A dispute over the growing abuse by consumers of manufacturer coupons may end up in the courts after supermarkets were accused of having policies that were "no different from allowing consumers to shoplift".

The Institute of Sales Promotion, which represents manufacturers that issue money-off coupons, said it was taking legal advice because one in six of the 450 million money-off coupons distributed in the UK each year was redeemed against the wrong product, and the problem was costing fmcg companies £50m a year.

The ISP said it was consulting solicitors on whether it could force retailers to only accept coupons redeemed against the manufacturer's product. One fmcg supplier said consumer advice websites such as moneysavingexpert.com had spread the word that supermarkets often accepted coupons as cash.

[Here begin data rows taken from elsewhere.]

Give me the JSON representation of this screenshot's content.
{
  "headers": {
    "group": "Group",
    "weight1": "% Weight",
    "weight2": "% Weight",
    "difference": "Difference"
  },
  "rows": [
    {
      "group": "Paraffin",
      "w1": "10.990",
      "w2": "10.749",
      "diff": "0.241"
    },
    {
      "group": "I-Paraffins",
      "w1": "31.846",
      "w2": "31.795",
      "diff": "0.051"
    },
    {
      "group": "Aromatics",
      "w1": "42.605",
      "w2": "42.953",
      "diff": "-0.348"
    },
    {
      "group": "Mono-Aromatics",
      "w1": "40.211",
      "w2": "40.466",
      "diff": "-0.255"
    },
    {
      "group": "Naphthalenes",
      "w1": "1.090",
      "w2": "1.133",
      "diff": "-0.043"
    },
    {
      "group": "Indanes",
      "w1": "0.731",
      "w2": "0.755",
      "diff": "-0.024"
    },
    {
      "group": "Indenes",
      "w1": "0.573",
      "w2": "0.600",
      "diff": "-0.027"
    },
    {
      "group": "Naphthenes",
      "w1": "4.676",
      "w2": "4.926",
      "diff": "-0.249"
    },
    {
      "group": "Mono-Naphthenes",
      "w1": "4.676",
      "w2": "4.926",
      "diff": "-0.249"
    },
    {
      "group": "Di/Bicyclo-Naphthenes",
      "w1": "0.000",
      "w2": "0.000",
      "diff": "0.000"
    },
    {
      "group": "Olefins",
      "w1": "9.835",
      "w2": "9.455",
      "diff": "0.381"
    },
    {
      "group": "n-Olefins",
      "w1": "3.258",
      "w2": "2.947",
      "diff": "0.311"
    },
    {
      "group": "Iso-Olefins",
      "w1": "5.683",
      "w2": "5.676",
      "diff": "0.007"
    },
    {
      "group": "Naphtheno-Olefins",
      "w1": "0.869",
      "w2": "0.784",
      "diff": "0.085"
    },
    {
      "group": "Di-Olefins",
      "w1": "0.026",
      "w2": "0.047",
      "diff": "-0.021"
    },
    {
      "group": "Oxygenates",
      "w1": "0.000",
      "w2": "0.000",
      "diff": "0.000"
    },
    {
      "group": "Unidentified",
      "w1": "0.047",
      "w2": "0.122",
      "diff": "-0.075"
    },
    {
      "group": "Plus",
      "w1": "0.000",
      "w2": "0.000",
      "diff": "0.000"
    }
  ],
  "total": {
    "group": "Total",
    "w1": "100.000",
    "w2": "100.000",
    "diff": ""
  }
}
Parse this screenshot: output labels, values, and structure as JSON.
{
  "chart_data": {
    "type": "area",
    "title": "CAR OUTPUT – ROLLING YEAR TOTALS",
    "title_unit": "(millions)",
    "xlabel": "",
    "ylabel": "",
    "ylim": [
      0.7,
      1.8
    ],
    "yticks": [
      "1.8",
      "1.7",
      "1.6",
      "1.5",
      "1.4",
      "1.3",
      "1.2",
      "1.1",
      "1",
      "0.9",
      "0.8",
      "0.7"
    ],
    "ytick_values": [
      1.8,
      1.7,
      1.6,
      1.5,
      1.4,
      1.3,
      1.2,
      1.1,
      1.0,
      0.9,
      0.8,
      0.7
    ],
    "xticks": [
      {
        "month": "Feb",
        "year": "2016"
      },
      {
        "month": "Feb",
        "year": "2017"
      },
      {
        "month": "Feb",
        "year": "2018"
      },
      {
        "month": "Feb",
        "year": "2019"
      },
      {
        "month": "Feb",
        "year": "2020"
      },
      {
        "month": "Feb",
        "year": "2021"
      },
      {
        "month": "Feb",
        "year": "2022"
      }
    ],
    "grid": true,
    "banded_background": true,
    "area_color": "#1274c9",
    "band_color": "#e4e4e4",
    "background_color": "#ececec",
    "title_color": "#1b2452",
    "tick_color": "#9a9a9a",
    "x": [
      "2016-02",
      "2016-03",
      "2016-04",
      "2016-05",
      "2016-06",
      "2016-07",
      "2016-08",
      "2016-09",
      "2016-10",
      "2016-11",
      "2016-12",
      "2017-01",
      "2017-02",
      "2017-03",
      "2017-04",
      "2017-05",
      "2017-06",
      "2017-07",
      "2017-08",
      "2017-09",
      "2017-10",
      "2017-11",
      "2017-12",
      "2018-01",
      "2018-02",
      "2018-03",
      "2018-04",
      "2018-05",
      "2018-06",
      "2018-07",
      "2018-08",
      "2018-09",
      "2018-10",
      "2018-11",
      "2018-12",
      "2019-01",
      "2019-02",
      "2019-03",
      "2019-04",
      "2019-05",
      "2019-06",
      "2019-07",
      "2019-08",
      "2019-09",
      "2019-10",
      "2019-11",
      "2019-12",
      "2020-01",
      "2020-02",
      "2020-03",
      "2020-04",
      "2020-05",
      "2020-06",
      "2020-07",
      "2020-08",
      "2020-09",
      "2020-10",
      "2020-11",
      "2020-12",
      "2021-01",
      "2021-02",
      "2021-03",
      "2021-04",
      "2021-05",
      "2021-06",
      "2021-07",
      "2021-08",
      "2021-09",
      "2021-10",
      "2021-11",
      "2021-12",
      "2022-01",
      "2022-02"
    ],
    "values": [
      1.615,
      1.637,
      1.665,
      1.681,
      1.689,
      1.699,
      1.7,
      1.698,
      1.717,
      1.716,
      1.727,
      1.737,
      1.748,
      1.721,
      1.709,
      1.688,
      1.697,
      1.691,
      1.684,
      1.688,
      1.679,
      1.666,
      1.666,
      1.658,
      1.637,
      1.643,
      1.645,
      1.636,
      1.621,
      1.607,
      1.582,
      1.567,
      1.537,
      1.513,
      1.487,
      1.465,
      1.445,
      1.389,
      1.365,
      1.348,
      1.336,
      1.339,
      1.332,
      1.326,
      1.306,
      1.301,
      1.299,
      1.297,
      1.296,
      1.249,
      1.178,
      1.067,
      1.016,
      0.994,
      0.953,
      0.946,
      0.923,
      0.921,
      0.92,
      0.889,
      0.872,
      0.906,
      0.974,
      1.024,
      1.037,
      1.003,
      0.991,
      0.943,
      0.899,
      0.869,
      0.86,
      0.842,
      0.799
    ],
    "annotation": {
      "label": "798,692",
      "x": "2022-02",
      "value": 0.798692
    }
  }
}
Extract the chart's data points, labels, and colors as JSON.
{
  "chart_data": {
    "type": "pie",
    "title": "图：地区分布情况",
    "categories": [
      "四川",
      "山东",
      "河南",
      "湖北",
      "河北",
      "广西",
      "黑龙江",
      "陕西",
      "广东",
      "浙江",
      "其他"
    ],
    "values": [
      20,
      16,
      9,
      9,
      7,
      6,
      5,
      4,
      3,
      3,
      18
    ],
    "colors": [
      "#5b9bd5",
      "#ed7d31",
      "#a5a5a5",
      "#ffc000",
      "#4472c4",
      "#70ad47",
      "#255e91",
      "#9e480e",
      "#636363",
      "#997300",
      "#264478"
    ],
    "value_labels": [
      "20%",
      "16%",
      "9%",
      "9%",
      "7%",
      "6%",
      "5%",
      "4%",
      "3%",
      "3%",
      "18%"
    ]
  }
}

He said the onset of recession had coincided with a new wave of deliberate attempts by organised coupon fraudsters to scam manufacturers. Tesco last year sent him a bill for spent coupons, £9,000 of which was for random face value sums never issued, he said.

"We issue 20p coupons but we had some coming back with the value of £24.31, another one £1.17. I realised the barcodes had been manipulated [by organised gangs]." Tesco agreed to refund the money after he disputed the claim.

Peter Kerr, chairman of the ISP's coupon committee and MD of coupon-handling company MRM, said he had recently dealt with 15 cases where individual stores had tried to claim back a higher value of coupons than the total value of product sales. "The situation is dreadful for some manufacturers," said Kerr. "Tens of thousands of pounds have been at stake at individual stores."

Tesco said it allowed cashiers to accept "single coupons but not multiples" without checking if the item had been purchased because it was not practical to spend time checking.